Lead Data Scientist - Healthcare
Role details
Job location
Tech stack
Job description
As a Lead Data Scientist at Kainos, you will architect, design, and deliver advanced AI solutions leveraging state-of-the-art machine learning, generative and agentic AI technologies. You will drive the adoption of modern AI frameworks, AIOps best practices and scalable cloud-native architectures. Your role will involve hands-on technical leadership, collaborating with customers to translate business challenges into trustworthy AI solutions and ensuring responsible AI practices throughout. As a technical mentor, you will foster a culture of innovation, continuous learning, and engineering excellence.
It is a fast-paced environment, so it is important for you to make sound, reasoned decisions. You will do this whilst learning about new technologies and approaches, with talented colleagues that will help you to develop and grow. You will manage, coach, and develop a small number of staff, with a focus on managing employee performance and assisting in their career development. You will also provide direction and leadership for your team as you solve challenging problems together.
Requirements
- A minimum of a 2.1 degree in Computer Science, AI, Data Science, Statistics or in a similar quantitative field.
- Have a deep understanding and developing of AI/ML models, including time series, supervised/unsupervised learning, reinforcement learning and LLMs.
- Experience with the latest AI engineering approaches such as prompt engineering, retrieval-augmented generation (RAG), and agentic AI.
- Strong Python skills with a grounding in software engineering best practices (CI/CD, testing, code reviews etc).
- Expertise in data engineering for AI: handling large-scale, unstructured, and multimodal data.
- Understanding of responsible AI principles, model interpretability, and ethical considerations.
- Strong interpersonal skills with the ability to lead client projects and establish requirements in non-technical language.
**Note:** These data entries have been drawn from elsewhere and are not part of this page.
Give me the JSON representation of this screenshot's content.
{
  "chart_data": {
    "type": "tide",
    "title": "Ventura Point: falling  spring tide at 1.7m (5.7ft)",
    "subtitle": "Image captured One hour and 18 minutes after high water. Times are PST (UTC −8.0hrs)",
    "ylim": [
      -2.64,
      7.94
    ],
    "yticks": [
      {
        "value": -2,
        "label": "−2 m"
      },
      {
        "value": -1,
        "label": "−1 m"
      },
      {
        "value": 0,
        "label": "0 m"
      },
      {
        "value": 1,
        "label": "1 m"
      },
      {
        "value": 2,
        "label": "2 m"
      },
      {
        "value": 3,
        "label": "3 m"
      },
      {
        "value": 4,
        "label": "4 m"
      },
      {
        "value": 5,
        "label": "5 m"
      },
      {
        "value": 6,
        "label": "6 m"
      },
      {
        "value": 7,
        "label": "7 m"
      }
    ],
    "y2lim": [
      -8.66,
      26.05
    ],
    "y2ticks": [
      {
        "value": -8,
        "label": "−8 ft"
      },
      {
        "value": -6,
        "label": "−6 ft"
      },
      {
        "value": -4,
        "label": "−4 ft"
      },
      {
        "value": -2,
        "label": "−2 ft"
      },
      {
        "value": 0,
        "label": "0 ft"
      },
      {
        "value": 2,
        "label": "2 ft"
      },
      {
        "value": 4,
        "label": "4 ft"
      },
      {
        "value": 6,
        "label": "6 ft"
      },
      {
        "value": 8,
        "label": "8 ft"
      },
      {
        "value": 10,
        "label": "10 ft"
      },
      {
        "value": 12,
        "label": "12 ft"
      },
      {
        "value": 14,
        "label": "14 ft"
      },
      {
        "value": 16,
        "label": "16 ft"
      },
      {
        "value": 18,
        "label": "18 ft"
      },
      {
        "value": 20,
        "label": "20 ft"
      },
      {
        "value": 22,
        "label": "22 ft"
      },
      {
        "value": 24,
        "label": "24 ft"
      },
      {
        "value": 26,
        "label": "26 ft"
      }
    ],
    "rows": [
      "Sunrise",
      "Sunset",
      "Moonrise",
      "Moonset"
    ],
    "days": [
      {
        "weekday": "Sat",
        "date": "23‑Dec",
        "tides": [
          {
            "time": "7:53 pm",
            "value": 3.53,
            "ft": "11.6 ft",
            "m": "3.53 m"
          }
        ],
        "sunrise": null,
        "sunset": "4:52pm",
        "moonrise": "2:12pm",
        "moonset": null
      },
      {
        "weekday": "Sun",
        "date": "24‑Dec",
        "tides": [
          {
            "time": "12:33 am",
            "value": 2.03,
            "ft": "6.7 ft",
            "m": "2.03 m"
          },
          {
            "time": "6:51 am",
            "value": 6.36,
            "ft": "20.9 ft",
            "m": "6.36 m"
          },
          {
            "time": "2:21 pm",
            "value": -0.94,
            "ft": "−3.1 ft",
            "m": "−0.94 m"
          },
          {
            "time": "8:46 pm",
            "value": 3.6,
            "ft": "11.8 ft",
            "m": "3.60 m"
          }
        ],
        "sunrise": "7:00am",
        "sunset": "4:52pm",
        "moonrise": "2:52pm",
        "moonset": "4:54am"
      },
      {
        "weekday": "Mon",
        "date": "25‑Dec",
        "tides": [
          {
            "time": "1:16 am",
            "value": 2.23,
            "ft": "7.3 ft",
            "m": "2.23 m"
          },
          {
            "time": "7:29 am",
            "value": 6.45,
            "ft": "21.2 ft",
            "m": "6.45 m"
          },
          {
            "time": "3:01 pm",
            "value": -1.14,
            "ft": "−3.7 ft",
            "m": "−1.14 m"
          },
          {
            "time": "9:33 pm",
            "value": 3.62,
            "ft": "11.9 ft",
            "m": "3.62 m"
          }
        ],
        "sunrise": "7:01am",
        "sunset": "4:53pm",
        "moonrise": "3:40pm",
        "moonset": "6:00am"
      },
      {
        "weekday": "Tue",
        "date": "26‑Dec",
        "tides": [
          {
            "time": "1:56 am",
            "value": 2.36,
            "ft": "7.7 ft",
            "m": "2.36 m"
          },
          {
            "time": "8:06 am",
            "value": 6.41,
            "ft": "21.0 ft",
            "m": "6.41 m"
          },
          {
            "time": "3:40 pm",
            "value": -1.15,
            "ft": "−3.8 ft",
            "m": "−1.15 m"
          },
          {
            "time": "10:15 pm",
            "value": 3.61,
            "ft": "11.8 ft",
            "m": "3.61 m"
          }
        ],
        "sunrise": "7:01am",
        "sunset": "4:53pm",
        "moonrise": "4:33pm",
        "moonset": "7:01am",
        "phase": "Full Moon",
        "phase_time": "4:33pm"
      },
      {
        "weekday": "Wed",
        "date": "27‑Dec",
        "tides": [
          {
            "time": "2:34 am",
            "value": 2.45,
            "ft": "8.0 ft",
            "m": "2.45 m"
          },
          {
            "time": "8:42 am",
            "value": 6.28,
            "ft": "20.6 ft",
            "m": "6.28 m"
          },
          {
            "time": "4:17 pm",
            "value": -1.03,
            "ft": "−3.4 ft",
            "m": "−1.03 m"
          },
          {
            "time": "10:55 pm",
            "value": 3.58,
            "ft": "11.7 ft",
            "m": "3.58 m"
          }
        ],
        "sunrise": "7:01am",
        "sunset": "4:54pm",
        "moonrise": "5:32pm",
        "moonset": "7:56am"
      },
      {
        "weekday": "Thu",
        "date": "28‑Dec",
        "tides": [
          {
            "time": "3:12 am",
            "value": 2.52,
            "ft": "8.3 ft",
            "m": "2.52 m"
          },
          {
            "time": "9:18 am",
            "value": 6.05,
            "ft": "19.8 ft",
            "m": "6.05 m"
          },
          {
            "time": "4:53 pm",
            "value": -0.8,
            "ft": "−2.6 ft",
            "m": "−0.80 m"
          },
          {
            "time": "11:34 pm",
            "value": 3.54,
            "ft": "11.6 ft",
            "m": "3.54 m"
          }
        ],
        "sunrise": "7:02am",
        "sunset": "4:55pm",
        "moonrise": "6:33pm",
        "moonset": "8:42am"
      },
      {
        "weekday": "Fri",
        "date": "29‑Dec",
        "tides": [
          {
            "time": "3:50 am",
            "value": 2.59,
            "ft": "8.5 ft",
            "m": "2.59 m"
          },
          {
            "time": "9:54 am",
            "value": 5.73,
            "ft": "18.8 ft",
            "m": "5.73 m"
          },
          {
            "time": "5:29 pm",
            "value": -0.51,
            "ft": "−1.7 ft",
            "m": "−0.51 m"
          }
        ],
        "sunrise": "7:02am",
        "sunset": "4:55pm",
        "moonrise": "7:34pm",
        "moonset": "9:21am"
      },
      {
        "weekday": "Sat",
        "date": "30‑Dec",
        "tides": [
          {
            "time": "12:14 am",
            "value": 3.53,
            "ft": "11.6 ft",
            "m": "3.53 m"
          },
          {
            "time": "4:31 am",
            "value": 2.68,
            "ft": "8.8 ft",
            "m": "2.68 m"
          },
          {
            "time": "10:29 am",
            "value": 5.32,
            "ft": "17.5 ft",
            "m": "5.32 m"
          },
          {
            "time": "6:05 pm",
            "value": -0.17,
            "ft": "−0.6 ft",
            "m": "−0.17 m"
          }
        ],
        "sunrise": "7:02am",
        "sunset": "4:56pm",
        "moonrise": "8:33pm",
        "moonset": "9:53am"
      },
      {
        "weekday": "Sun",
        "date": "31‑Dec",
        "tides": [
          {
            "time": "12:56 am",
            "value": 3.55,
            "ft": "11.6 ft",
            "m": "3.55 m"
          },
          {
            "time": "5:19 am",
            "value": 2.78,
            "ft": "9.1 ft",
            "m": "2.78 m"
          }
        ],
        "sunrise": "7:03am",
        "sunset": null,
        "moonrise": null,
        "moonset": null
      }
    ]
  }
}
- We are passionate about developing people, you will bring experience in managing, coaching, and developing junior members of a team and wider community.
Desirable
- Demonstrable experience with modern deep learning frameworks (e.g. PyTorch, TensorFlow), fine-tuning or distillation of LLMs (e.g., GPT, Llama, Claude, Gemini), machine learning libraries (e.g. scikit-learn, XGBoost).
- Experience with data storage for AI, vector databases, semantic search, and knowledge graphs.
- Contributions to open-source AI projects or research publications.
- Familiarity with AI security, privacy, and compliance standards e.g. ISO42001.